Am Montag beginnen die 46. Berliner Festwochen, Motto „Kulturtransfer Frankreich–Deutschland“. Musik aus vollen Rohren, eine Ausstellung, und Kleist reißt's raus. Pourquoi pas?  ■ Von Fritz v. Klinggräff

Auf dem Trottoir läuft in Berlin schon lange keiner mehr. Im Hugenottenviertel Kreuzberg trottet man auf deutschen Bürgersteigen in deutsche Hundekacke, und wer bei einer „Pulle“ Bier an die Bouteille denkt, sollte erst mal einen heben. Die Besatzungsmacht des Quartier Napoléon ist abgezogen, noch gibt es ein paar Jahre Billigbusse für die Ausgemusterten: Paris–Berlin retour.

Der deutsch-französische Kulturtransfer hat sich soweit erledigt. Von Beutekunst (allemal kostbarste Form interkulturellen Austauschs) keine Spur mehr. Die Demütigung der Grande Nation, die deutsche Kaiserproklamation in Versailles, verewigt auf den Reliefs der Siegessäule, hat uns Paris zurückgebracht: Behaltet euren Dreck! Da schlägt traditionell die Zeit der Hochkultur: zu retten, was es an nationaler Differenz durch die Betonung von Gemeinsamkeiten zu retten gibt.

Am Montag eröffnet Stéphane Hessel, UNO-Gründungsmitglied und Sohn des Paris-Flaneurs Franz Hessel, die 46. Berliner Festwochen.
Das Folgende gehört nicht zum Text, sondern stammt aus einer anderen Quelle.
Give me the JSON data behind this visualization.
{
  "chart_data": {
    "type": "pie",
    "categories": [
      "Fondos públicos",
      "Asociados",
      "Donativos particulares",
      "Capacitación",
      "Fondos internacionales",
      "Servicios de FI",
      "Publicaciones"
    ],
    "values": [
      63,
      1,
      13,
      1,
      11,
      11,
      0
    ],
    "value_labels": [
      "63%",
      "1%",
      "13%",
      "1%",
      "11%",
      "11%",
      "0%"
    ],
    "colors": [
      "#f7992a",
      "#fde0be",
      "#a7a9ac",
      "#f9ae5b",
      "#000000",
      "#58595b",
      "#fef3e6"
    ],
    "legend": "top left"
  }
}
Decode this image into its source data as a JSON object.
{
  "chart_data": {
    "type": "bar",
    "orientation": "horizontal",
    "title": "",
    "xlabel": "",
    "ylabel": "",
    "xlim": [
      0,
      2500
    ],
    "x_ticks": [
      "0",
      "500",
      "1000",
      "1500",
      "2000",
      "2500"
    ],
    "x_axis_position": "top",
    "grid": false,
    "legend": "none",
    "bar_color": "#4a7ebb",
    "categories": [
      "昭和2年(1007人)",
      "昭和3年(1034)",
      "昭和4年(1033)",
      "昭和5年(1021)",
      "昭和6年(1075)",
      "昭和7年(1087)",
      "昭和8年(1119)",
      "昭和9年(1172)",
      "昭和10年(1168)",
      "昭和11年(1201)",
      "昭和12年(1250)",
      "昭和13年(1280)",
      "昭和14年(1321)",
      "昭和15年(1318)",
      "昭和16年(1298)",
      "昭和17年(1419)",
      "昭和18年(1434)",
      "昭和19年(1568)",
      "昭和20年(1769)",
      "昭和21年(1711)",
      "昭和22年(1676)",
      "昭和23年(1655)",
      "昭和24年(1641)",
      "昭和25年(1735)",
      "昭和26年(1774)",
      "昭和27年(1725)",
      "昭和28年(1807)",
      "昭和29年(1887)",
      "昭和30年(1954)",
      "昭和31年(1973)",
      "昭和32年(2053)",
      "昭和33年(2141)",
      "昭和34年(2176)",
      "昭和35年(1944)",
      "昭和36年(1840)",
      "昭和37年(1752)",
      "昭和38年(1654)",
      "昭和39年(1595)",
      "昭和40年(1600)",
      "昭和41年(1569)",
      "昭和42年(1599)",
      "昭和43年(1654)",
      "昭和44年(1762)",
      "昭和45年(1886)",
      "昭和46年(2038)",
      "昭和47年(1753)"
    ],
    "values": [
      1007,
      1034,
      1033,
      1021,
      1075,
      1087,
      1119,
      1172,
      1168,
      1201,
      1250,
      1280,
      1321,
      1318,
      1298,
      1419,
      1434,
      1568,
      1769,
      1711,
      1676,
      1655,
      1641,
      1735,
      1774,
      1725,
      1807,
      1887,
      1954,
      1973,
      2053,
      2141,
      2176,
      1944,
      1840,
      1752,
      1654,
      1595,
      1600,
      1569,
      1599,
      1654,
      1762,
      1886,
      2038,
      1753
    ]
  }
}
Offizieller Titel: „Von Frankreich nach Deutschland – De l'Allemagne et de la France“. Im Apollo-Saal der Staatsoper wird Harfenmusik ertönen. Dann kommt das übliche Festwochenprogramm: viel Drumherum mit einer großen Ausstellung im Zentrum. Insbesondere Musik aus vollen Rohren, wobei der Intendant von det Janze, Ulrich Eckhardt, netterweise zugibt, daß es hier nicht so drauf ankommt. Brahms zum Beispiel steht dieses Mal an erster Stelle, weil der Abbado zur Zeit am besten ins Konzept paßt (siehe Interview). Sinngebung des Sinnlosen light – nach 24 Arbeitsjahren kann Eckhardt sich das leisten.

Außerdem gibt es ja noch „Nebenan“. Das Programm am Hebbel-Theater reißt wie üblich die Chose aus dem Dreck: Kleist in der Regie von Stéphane Braunschweig, Grabbe in der Übersetzung von Bernard Pautrat, Ariane Mnouchkines Sonnentheater mit „Tartuffe“, Gastspiele aus Frankreich und Berlin zum 100. Artaud- Geburtstag.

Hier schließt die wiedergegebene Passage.